While these patterns emerged in the group as a whole, they were particularly clear among eighth- and 10th-graders, the authors found: “Every non-screen activity was correlated with greater happiness, and every screen activity was correlated with less happiness.”
The survey that 1.1 million adolescents answered between 1991 and 2016 (called Monitoring the Future) doesn’t track a single group of kids from year to year. So the researchers could draw no conclusions about the evolution of an individual teen’s happiness and selfesteem on the basis of how she spent her time.
But by looking at group snapshots of kids taken in any given year, they could discern consistent patterns — correlations — between how kids spent their time and how satisfied they were with themselves and their lives.
Gathered together, those snapshots also produced a clear picture: adolescents’ psychological well-being was lowest in years when, as a group, they spent more time online, on social media and reading news online, and when more Americans owned smartphones. Psychological well-being was highest in years when adolescents spent more time with their friends in person, reading print media and on exercise and sports.
It’s quite another thing to show that smartphones — and the increase in time spent online that came with them — is the cause of growing teen angst. To do that, researchers needed to align potential “causes” and “effects” with a lag time of a year, and see if the correlation still held.
Sure enough, the downward trajectory of psychological well-being closely followed trends of smartphone adoption and time spent online, not the other way around.
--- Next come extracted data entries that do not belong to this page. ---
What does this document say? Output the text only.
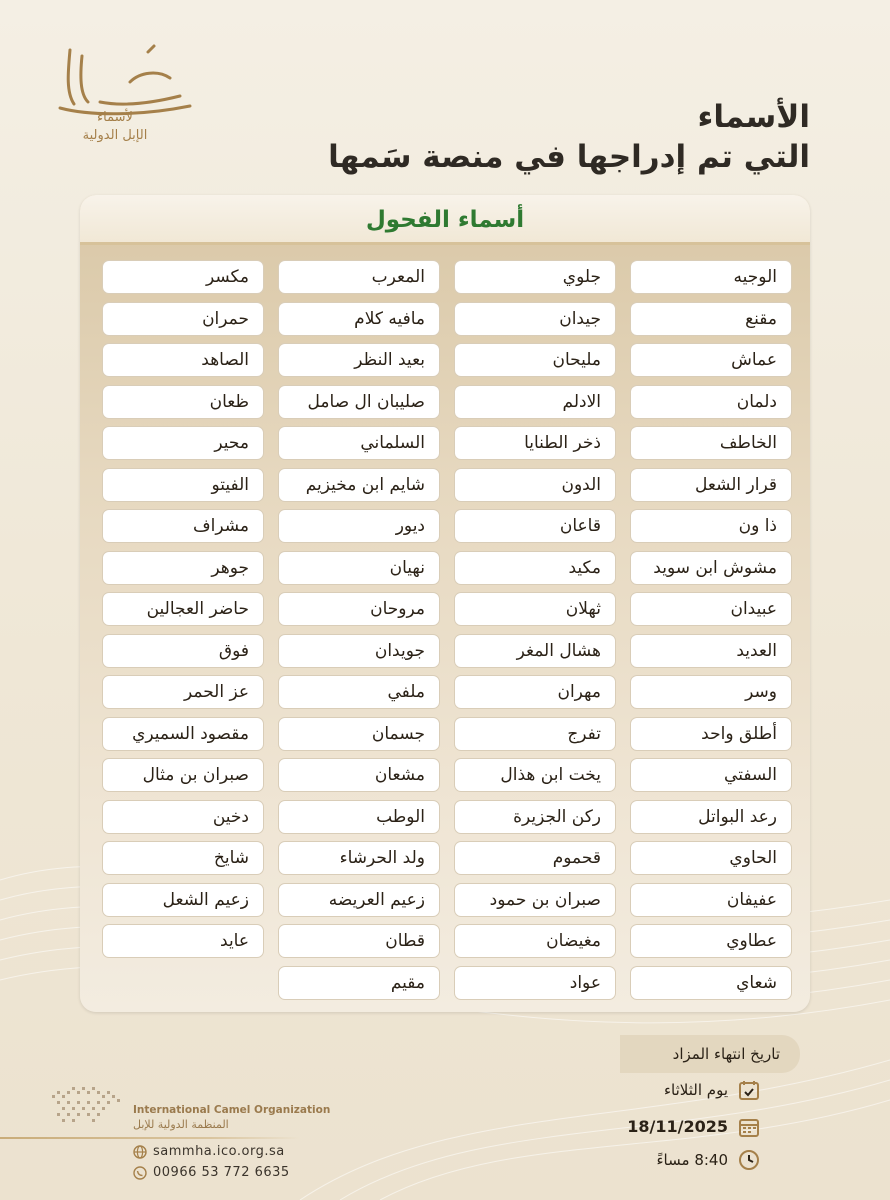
لأسماء
الإبل الدولية
الأسماء
التي تم إدراجها في منصة سَمها
أسماء الفحول
الوجيه
مقنع
عماش
دلمان
الخاطف
قرار الشعل
ذا ون
مشوش ابن سويد
عبيدان
العديد
وسر
أطلق واحد
السفتي
رعد البواتل
الحاوي
عفيفان
عطاوي
شعاي
جلوي
جيدان
مليحان
الادلم
ذخر الطنايا
الدون
قاعان
مكيد
ثهلان
هشال المغر
مهران
تفرج
يخت ابن هذال
ركن الجزيرة
قحموم
صبران بن حمود
مغيضان
عواد
المعرب
مافيه كلام
بعيد النظر
صليبان ال صامل
السلماني
شايم ابن مخيزيم
ديور
نهيان
مروحان
جويدان
ملفي
جسمان
مشعان
الوطب
ولد الحرشاء
زعيم العريضه
قطان
مقيم
مكسر
حمران
الصاهد
ظعان
محير
الفيتو
مشراف
جوهر
حاضر العجالين
فوق
عز الحمر
مقصود السميري
صبران بن مثال
دخين
شايخ
زعيم الشعل
عايد
تاريخ انتهاء المزاد
يوم الثلاثاء
18/11/2025
8:40 مساءً
International Camel Organization
المنظمة الدولية للإبل
sammha.ico.org.sa
00966 53 772 6635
The analysis also suggested that the Great Recession didn’t explain the national souring of teens’ moods. An increase in income inequality and a drop in gross domestic product did correlate with their decline in happiness and satisfaction. But unemployment peaked in 2010 and teens’ psychological well-being began to decline only after 2012. Their satisfaction did not consistently rise or fall in response to changes in median household income, the stock market’s Dow Jones industrial average, the unemployment rate or college enrollment (which is also an economic bellwether).
“The sudden shift in well-being around 2012-13 suggests that the trends in adolescent time use reached a tipping point around that year, perhaps due to the market saturation of smartphones in that period,” wrote the authors, Jean M. Twenge and Gabrielle Martin of San Diego State University and W. Keith Campbell of the University of Georgia.
In fact, they noted, after teen ownership of smartphones began to stabilize in 2014-15, so, too, did the national decline in teen happiness and self-esteem.
It’s possible that adults also experienced a change in happiness as smartphones proliferated. But Twenge, Martin and Campbell suggest that teens who were among the first to navigate adolescence with the full range of online offerings in their palms might just be unique in their response.
“The abrupt changes in adolescents’ time use and well-being suggest a possible generational shift appearing among those born after about 1995,” they wrote. Perhaps, they added, the cutoff for the generation known as millennials (thought to be those born between 1980 and 1999) should stop at 1995.
A new generation is now dominating research samples of teens and college-age young adults. They might be called iGen, the authors wrote, and their rapid adoption of smartphone technology in the early 2010s may leave a mark on their young psyches that will distinguish them from Millennials.